A delegada-assistente da Delegacia Seccional de Bauru, Cláudia Garms Armani, encerrou ontem o inquérito que investiga supostas irregularidades na compra de equipamentos feita pela Câmara Municipal no ano passado. Uma das conclusões é de que a falta de organização no setor responsável pelo recebimento das mercadorias contribuiu para que não houvesse registro de entrada dos produtos.
O Poder Legislativo adquiriu softwares, refis de tonner para a máquina de microfilmagem e uma lente zoom, mas os funcionários do setor de recebimento afirmaram, durante depoimento, que não havia registro da chegada do material que, depois de desaparecer do Legislativo, posteriormente apareceu misteriosamente no prédio da Câmara.
“Essa mercadoria chegava e, às vezes, era entregue diretamente no setor. Outras vezes, ficava no arquivo e outras, ainda, na diretoria administrativa. Eles não tinham um local certo para colocar o material que chegava. Essa falta de organização pode ter sido involuntária ou até com o propósito de se dificultar alguma apuração”, afirma a delegada.
Cláudia revela que outra conclusão é de que o setor financeiro da Câmara ficou sobrecarregado depois que um dos três funcionários foi transferido para outra função. “Segundo o diretor financeiro Pedro Fortunato, isso desestabilizou o setor. Devido ao volume muito grande de trabalho, algumas irregularidades passavam despercebidas por ele e pela outra funcionária”, declara.
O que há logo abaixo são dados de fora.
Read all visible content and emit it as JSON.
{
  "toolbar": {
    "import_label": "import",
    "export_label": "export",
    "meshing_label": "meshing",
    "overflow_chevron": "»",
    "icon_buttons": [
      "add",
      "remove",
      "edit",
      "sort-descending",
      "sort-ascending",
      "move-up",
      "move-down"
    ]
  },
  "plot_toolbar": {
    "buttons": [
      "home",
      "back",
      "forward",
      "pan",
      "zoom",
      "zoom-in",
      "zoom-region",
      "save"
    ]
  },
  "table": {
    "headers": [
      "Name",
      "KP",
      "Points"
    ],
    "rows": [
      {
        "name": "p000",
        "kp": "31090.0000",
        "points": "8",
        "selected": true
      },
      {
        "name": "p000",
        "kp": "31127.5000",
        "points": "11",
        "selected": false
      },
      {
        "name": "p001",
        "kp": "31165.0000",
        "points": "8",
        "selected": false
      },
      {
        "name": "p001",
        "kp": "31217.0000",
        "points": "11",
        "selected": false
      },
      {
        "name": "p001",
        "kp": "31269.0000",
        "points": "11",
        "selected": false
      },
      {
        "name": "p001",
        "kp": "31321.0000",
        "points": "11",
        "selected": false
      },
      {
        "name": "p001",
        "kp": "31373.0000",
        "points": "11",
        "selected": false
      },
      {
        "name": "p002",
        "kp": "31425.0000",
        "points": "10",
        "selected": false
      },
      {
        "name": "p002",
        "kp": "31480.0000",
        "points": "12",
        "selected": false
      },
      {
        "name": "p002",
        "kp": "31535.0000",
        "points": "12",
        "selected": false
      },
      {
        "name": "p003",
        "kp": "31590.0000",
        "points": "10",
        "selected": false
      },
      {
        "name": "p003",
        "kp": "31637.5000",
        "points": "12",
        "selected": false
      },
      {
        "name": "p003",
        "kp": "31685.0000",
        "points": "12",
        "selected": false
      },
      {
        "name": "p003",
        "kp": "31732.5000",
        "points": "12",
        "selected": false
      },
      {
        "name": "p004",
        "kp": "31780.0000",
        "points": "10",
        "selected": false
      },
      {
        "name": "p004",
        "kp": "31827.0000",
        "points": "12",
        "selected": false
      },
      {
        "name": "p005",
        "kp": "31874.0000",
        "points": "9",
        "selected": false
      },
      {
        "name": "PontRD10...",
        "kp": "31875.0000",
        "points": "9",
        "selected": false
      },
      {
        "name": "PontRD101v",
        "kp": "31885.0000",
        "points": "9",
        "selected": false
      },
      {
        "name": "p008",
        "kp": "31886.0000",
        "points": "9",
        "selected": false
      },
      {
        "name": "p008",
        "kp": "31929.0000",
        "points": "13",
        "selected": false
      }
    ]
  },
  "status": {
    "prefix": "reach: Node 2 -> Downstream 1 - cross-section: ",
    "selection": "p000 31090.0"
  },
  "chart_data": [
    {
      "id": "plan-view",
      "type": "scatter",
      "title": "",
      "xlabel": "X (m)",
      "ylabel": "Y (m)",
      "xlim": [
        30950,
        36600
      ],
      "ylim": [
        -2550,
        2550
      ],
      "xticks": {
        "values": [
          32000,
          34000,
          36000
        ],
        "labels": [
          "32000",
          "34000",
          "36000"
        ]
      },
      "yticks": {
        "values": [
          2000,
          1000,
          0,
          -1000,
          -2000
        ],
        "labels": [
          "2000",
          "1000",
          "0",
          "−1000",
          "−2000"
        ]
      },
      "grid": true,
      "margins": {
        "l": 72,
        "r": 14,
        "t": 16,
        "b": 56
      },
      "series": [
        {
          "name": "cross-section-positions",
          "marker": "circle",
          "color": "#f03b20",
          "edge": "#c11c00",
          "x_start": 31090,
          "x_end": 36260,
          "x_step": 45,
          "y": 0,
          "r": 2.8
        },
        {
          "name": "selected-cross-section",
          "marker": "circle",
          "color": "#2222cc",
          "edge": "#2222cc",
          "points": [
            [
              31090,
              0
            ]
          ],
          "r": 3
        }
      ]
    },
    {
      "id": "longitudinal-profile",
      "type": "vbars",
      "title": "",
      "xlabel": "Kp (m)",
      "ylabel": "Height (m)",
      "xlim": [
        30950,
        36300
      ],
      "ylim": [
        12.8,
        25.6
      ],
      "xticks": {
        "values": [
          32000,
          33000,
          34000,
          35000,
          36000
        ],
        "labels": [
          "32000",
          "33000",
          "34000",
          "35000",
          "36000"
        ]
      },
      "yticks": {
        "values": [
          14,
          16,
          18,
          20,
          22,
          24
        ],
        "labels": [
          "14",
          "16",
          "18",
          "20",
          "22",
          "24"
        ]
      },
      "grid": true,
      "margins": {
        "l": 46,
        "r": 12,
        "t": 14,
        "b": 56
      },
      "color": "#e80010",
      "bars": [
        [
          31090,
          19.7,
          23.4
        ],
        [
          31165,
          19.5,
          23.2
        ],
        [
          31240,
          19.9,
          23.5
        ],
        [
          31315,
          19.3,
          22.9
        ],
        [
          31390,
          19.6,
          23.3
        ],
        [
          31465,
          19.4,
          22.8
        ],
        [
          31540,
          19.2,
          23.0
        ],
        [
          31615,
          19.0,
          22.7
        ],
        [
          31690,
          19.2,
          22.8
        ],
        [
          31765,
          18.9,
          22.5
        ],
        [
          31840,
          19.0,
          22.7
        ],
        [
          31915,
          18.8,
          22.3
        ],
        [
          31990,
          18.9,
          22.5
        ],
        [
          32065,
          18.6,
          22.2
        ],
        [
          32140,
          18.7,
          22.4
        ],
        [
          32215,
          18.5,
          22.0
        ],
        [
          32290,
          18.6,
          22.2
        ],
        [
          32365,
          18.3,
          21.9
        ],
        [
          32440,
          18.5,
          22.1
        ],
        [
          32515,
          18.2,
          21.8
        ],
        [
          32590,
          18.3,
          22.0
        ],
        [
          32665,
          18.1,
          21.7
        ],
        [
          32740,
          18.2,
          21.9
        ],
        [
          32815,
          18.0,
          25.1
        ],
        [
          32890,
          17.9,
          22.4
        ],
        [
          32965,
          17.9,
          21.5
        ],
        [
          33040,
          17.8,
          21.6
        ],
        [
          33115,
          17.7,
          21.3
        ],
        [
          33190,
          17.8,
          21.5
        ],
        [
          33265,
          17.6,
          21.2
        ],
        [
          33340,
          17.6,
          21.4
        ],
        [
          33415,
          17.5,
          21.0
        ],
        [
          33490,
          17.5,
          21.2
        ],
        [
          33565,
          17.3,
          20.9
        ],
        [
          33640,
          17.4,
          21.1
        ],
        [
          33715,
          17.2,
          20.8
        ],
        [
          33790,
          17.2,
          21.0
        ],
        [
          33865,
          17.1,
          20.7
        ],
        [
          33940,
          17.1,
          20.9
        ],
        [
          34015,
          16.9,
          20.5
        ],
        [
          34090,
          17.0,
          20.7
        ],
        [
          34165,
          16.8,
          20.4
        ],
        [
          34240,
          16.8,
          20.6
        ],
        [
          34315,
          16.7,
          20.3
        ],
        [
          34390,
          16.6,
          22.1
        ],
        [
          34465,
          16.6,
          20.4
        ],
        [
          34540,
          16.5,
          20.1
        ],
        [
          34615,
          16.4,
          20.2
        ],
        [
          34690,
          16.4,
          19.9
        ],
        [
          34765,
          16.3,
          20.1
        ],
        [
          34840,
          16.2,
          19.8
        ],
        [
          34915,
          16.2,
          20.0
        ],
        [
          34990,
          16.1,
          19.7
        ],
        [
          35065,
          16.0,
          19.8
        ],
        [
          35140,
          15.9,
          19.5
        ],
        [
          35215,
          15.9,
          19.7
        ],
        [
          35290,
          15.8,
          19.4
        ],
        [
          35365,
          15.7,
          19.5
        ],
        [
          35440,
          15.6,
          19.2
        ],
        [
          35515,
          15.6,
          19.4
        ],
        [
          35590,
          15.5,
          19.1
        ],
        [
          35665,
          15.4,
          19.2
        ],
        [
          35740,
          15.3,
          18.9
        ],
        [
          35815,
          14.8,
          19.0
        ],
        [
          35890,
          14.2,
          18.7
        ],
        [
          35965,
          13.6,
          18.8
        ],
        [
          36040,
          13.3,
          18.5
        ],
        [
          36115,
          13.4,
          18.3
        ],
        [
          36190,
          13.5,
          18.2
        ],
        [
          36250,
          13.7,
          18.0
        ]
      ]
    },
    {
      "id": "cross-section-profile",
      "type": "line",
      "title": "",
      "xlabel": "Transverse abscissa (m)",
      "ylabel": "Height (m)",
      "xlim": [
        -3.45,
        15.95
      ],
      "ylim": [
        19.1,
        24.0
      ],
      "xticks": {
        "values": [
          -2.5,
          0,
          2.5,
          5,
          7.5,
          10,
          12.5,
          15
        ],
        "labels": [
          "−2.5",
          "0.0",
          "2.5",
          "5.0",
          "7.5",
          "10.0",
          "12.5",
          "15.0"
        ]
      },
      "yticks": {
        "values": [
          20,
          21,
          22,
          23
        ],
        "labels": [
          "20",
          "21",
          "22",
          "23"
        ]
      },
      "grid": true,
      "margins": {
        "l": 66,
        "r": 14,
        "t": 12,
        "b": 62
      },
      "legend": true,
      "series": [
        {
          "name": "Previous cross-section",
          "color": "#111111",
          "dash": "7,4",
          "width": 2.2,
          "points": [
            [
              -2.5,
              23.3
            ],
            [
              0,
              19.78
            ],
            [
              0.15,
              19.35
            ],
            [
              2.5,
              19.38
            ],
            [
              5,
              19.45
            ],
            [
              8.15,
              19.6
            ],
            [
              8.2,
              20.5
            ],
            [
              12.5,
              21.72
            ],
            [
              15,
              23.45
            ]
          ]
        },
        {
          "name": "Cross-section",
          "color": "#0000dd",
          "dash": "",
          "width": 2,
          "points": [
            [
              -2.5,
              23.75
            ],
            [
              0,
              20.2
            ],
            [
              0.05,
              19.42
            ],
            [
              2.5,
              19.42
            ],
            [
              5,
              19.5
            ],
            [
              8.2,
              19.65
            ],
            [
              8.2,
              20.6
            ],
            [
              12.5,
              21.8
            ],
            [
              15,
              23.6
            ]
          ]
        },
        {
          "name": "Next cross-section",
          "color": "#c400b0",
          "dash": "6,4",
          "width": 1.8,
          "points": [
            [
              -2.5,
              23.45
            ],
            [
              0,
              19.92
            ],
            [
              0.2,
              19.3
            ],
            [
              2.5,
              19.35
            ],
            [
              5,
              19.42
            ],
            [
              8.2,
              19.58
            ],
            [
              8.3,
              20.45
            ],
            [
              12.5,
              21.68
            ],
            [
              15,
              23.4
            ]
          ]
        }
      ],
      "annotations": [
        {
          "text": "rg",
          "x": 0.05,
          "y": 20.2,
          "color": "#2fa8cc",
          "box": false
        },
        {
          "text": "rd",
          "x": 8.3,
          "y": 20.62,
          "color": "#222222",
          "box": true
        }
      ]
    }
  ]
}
A delegada apurou que a transferência da servidora Vera Regina Agnelli foi sugerida pelo ex-vereador Roberto Bueno (PTB), que depôs ontem. “Ele alega que estava pedindo a saída dela porque eles tinham feito o remanejamento do espaço físico do prédio e no espaço em que ficaria a diretoria administrativa, não tinha como três funcionários trabalharem. Ele optou por tirá-la de lá”, diz.
Descumprimento
Outra conclusão do inquérito é que a resolução interna da Câmara que especifica a atribuição de cada funcionário não foi cumprida durante a gestão do ex-presidente Walter Costa (PPS). “Ele alegou que nem tinha conhecimento dessa resolução. A funcionária Zilda Maria Costa Joel jamais poderia responder pelo setor de finanças e de contabilidade ao mesmo tempo”, afirma a delegada.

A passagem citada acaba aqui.